Photo by Chalmer Gillin

“Many of these were Mennonite farm boys and most had never been in an airplane before,” said Brandt. “Conscientious objectors were not regarded with much respect due to their refusal to engage in war and were not paid for their work. They did odd jobs in town to earn spending money which, according to one account, was mostly spent on buying ice cream. When World War II ended, smokejumper jobs were given to returning veterans and conscientious objectors returned to their farm life.”

The first airplane used by the smokejumpers at the Siskiyou base was a Canadian-built Fairchild 82 that was privately owned, and contracted by the Forest Service.
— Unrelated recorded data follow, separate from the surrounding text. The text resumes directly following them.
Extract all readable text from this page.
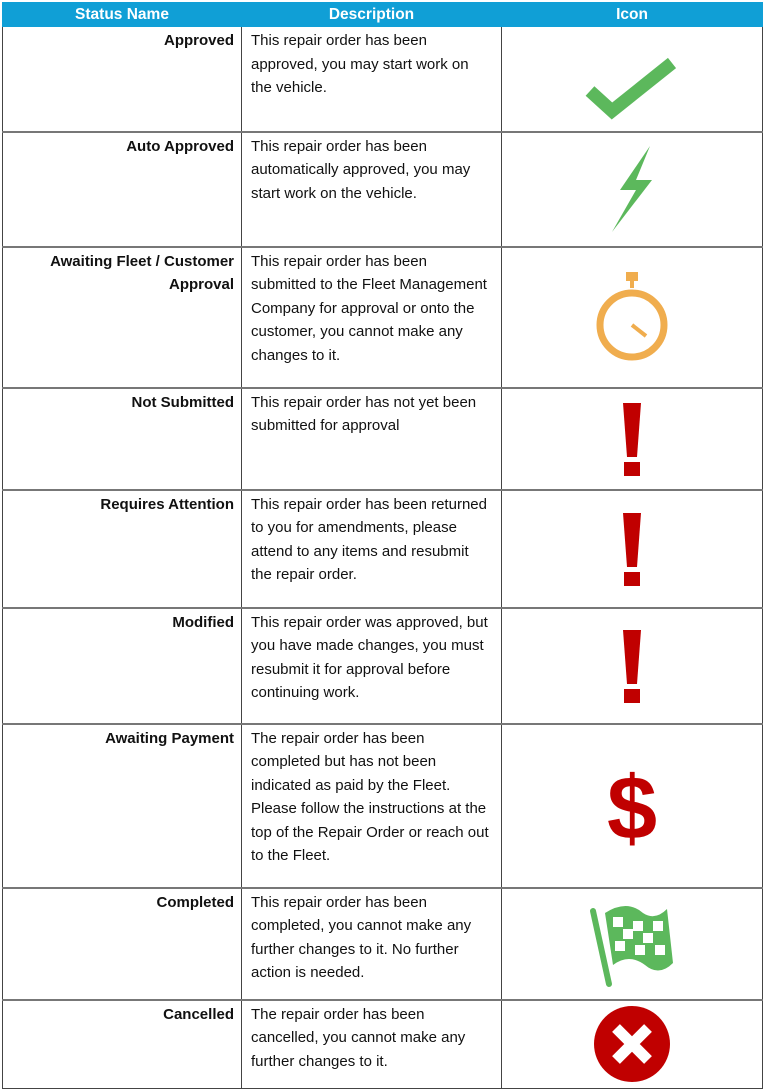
Status Name	Description	Icon
Approved	This repair order has been approved, you may start work on the vehicle.	

Auto Approved	This repair order has been automatically approved, you may start work on the vehicle.	

Awaiting Fleet / Customer Approval	This repair order has been submitted to the Fleet Management Company for approval or onto the customer, you cannot make any changes to it.	

Not Submitted	This repair order has not yet been submitted for approval	

Requires Attention	This repair order has been returned to you for amendments, please attend to any items and resubmit the repair order.	

Modified	This repair order was approved, but you have made changes, you must resubmit it for approval before continuing work.	

Awaiting Payment	The repair order has been completed but has not been indicated as paid by the Fleet. Please follow the instructions at the top of the Repair Order or reach out to the Fleet.	$

Completed	This repair order has been completed, you cannot make any further changes to it. No further action is needed.	

Cancelled	The repair order has been cancelled, you cannot make any further changes to it.	
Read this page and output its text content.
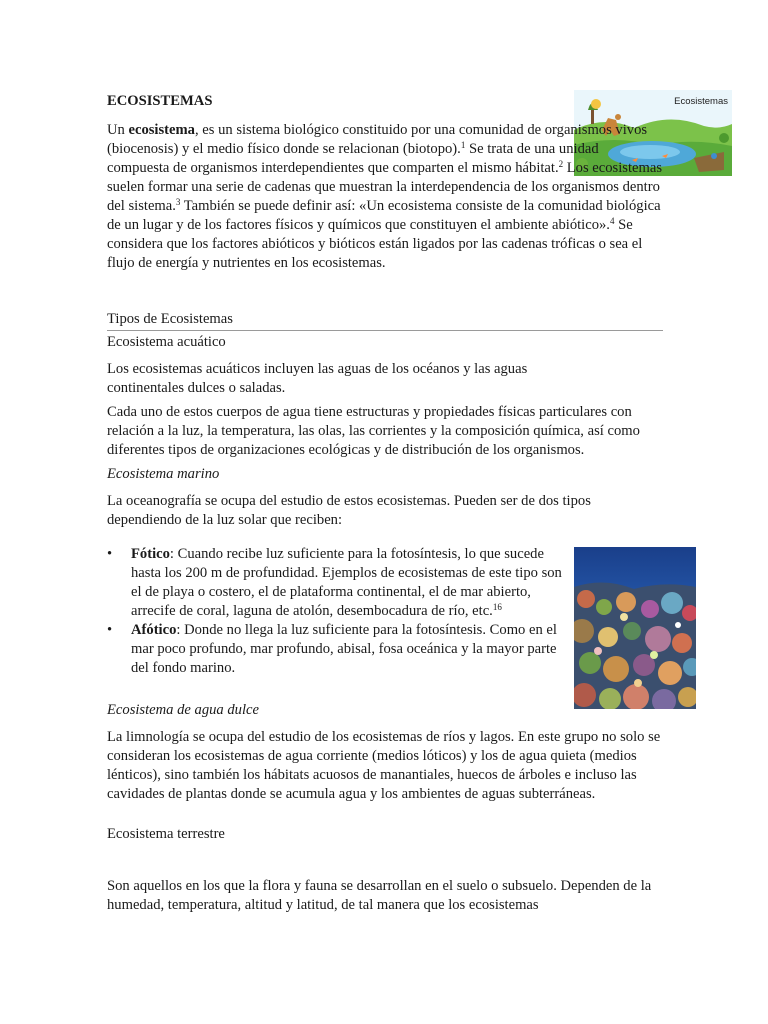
ECOSISTEMAS	Ecosistemas

Un ecosistema, es un sistema biológico constituido por una comunidad de organismos vivos (biocenosis) y el medio físico donde se relacionan (biotopo).$^1$ Se trata de una unidad compuesta de organismos interdependientes que comparten el mismo hábitat.$^2$ Los ecosistemas suelen formar una serie de cadenas que muestran la interdependencia de los organismos dentro del sistema.$^3$ También se puede definir así: «Un ecosistema consiste de la comunidad biológica de un lugar y de los factores físicos y químicos que constituyen el ambiente abiótico».$^4$ Se considera que los factores abióticos y bióticos están ligados por las cadenas tróficas o sea el flujo de energía y nutrientes en los ecosistemas.

Tipos de Ecosistemas
Ecosistema acuático

Los ecosistemas acuáticos incluyen las aguas de los océanos y las aguas continentales dulces o saladas.

Cada uno de estos cuerpos de agua tiene estructuras y propiedades físicas particulares con relación a la luz, la temperatura, las olas, las corrientes y la composición química, así como diferentes tipos de organizaciones ecológicas y de distribución de los organismos.

Ecosistema marino

La oceanografía se ocupa del estudio de estos ecosistemas. Pueden ser de dos tipos dependiendo de la luz solar que reciben:

• Fótico: Cuando recibe luz suficiente para la fotosíntesis, lo que sucede hasta los 200 m de profundidad. Ejemplos de ecosistemas de este tipo son el de playa o costero, el de plataforma continental, el de mar abierto, arrecife de coral, laguna de atolón, desembocadura de río, etc.$^{16}$
• Afótico: Donde no llega la luz suficiente para la fotosíntesis. Como en el mar poco profundo, mar profundo, abisal, fosa oceánica y la mayor parte del fondo marino.
Ecosistema de agua dulce

La limnología se ocupa del estudio de los ecosistemas de ríos y lagos. En este grupo no solo se consideran los ecosistemas de agua corriente (medios lóticos) y los de agua quieta (medios lénticos), sino también los hábitats acuosos de manantiales, huecos de árboles e incluso las cavidades de plantas donde se acumula agua y los ambientes de aguas subterráneas.

Ecosistema terrestre

Son aquellos en los que la flora y fauna se desarrollan en el suelo o subsuelo. Dependen de la humedad, temperatura, altitud y latitud, de tal manera que los ecosistemas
Fairchild 82: Photo courtesy Siskiyou Smokejumper Base Museum collection

“The arrangement worked OK, but the fact that the contractor lived and kept his plane in a community located about 300 miles away made it difficult for fire crews to respond quickly to fires,” said Brandt. “The airplane had a slow air speed and smokejumpers recall it did not run very well. The plane crashed at Illinois Valley Airport in 1944 killing the pilot.”

After the loss of the Fairchild, the smokejumpers used a Ford Trimotor until the Army gave the Forest Service two Canadian-made Noorduyne Norsemen. The single-engine airplanes were sturdily built with wide landing gear that inspired the nickname “bow-legged buzzards.”

Noorduyne-Norseman: Photo by Nick Pauls

In 1953 the Noorduynes were replaced by the faster Twin Beech, but when more crew were added to the base, the Forest Service went to the larger DC-3 for transport. In the early 1970s, the fleet was upgraded to include a Beech 99 and a Twin Otter.

Smokejumpers in DC-3: Photo by Doug Beck

“These aircraft, along with the DC-3, were the primary transport aircraft until the base closed in 1981 and all operations were moved to two newer smokejumper bases, one located at Redding, Calif., and the other in Redmond, Ore., both of which were started in the late 1950s by crew members from the Siskiyou Smokejumper Base,” said Brandt.

After the Siskiyou base was decommissioned, the facility was turned over to Josephine County.

“This may have been what saved the historic base from being destroyed,” Brandt mused. “The other bases that were constructed around the same time were upgraded and old buildings demolished. The Siskiyou Smokejumper Base is now the only one of the four original bases that has its original buildings, making it the oldest-standing aerial firefighter base in the United States.”

Stuart Roosa, 1953: Photo by Bill Buck

A former Siskiyou smokejumper, Stuart Roosa, went on to become an Air Force pilot and an astronaut aboard the 1971 Apollo 14 moon mission, which was one of six missions to land on the moon. It was because of Roosa that the “moon trees” were created.

“Each astronaut was allowed to carry personal items in a small canister,” said Brandt. “Most carried family pictures, jewelry, and other items that would have the added value of having been to the moon and back. The experiences that Roosa had working as a smokejumper in the forested mountains of Oregon helped him decide to take tree seeds with him to the moon. He was able to stuff about 500 seeds from five different types of trees into the canister, which was about the size of a can of soda. After the mission, the seeds were planted and became known as moon trees. These were distributed around the nation during the United States bicentennial celebration in 1976.”